The Wedding Present - 30 Yılın Yolculuğu

Haberin Devamı

1980’ler Britanyası’nın o pusa bulanmış ve Thetcher eliyle yürütülen sevimsiz politikaların geçerli olduğu günlerinde adını bir adım öne çıkaran gruplardandı The Wedding Present.

The Smiths affını istemiş, The Stones Roses ise henüz karaya adımını atmamıştı.

Grup, işte böyle bir süreçte -DDR’ın duvarı halen ayaktayken- diskografisindeki debut LP çıkışını bağımsız duruşla hayata çekmişti. Yıl 1987’yi işliyordu. Kapakta George Best vardı.

Dün gece Salon İKSV'de gerçekleşen konserlerinde de George Best işlemeli bu albümün açılışını yapan ‘Everyone Thinks He Looks Daft’a henüz ikinci sırada yer verdiler. Hemen akabinde iki yıl önce yayımlanan son LP’den ‘524 Fidelio’ duyuldu.

O an anlaşıldı ki The Wedding Present, aradaki 25 yılı göz ucuyla yok ediyordu.

Şarkılar üst üste akıp giderken, her biri kendi kişiselliğinde vuku bulan cümle yapılarının Post-Punk / Indie pervanelerinde lime lime edildiğine tanık olduk. David Gedge’in içinden geçtiği dönemin nabzını kontrol etmekten daha çok aşkın ve bireysel yaşanmışlıkların hesabını tuttuğunu söylemek mümkün. Yine de burada bir olumsuzluk yatmıyor. John Peel’in de dediği gibi: “Onun (Gedge’den söz ederek) Rock’n Roll tarihinin gelmiş geçmiş en iyi aşk şarkılarında parmağı olan biri olduğunu benimle tartışabilirsiniz. Ancak sonunda siz haksız, ben de haklı çıkarım.”
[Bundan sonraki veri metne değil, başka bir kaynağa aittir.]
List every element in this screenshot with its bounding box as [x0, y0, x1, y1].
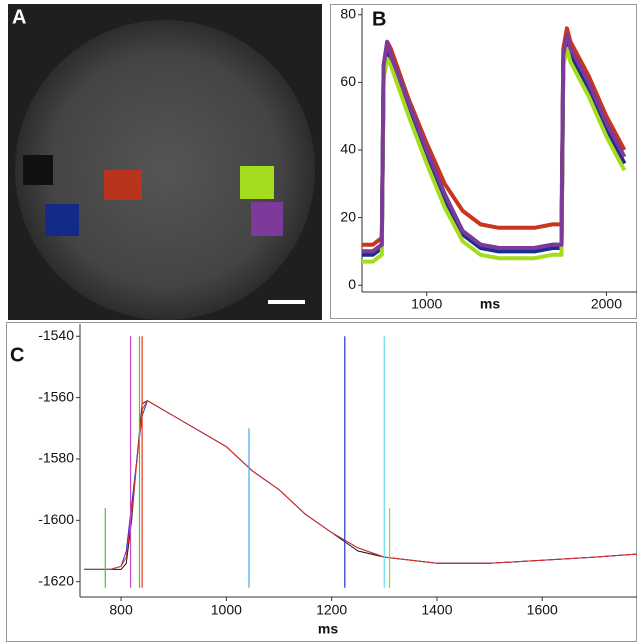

John Peel’i bir de bizim karşımızda doğruya çekti Gedge. Işıklar her ritim dönüşümüne bağlı kalarak vuruşunu çevirdi. Patrick Alexander himayesindeki Elektrogitar ile Charlie Layton’ın konumlandığı davul arasındaki işbirliği hiçbir zaman geri plana atılmadı ve vokalin üstünlüğü / sahnede gerçekleşmekte olan her şeye dair tamamlayıcı rolü bir an olsun kaybolmadı.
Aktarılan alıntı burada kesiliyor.